The Mid-December 2018 Nor'easter was a fast moving nor'easter that struck the Eastern Seaboard between December 20-22. Forming as an Alberta clipper over Southwestern Canada, it initially produced light snowfall in Central United States as it tracked southeastwards. It eventually reached the Eastern Seaboard and began to grow rapidly into a nor'easter. Up to 15 inches of snow fell in the hardest hit areas before the system moved away from the coastline on the afternoon of December 22. It continued to produce lighter snowfall as it moved to the north of the British Isles on December 23. The Weather Channel dubbed the storm as Winter Storm Euclid becoming just Storm Euclid as dubbed by the Daily Mail.
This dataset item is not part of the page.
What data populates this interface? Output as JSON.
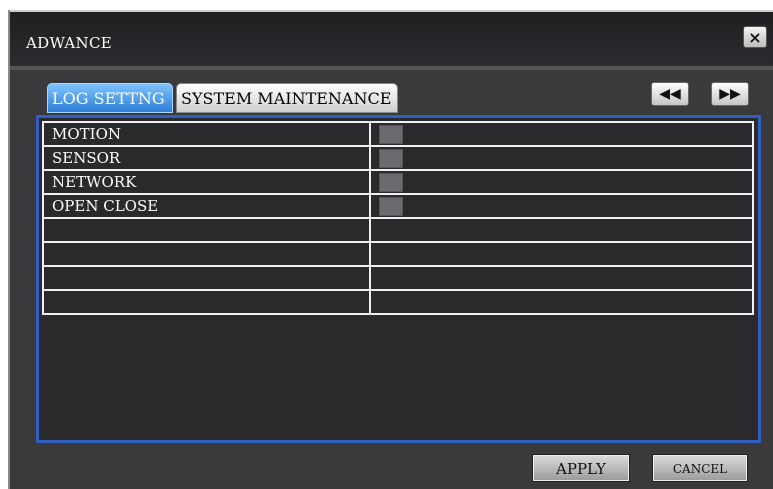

Meteorological History Edit
On December 18, an Alberta clipper developed over Southern Alberta and dove southeastwards. With little moisture to supply it, it initialed snowfall totals in Central United States to be be between 1-4 inches. On December 20 at 0:00 UTC, the system spawned a surface low in the Gulf of Mexico. This low would become the dominant low of the system as it continued toward the Eastern Seaboard. The clipper system moved ashore of Florida on December 20 at 13:00 UTC, producing flurries in the Central and Northern parts of the state, turning to snow in Georgia. After moving offshore of Florida on December 20 at 15:00 UTC, the system began to rapidly intensify into a nor'easter achieving bombogenesis after receiving extra moisture from the Gulf Stream current. At the time the system's central pressure was measured at 994 millibars. This became 974 millibars at 15:00 UTC on December 21 while the system was located offshore of Delaware. Heavy snow subsided in the Northeast from December 21-22. On December 22, at 19:00 UTC, the bomb cyclone, nor'easter left the North American coast behind as it continued northeastward across the North Atlantic Ocean, accompanied by the polar jet stream. The storm reached it peak intensity of 943 millibars while located off the coast of Ireland at 22:00 UTC on December 23. This caused light snow to fall across the British Isles between December 23-24. On December 24 at 11:00 UTC, the storm system was absorbed by a windstorm forming over Northern Finland.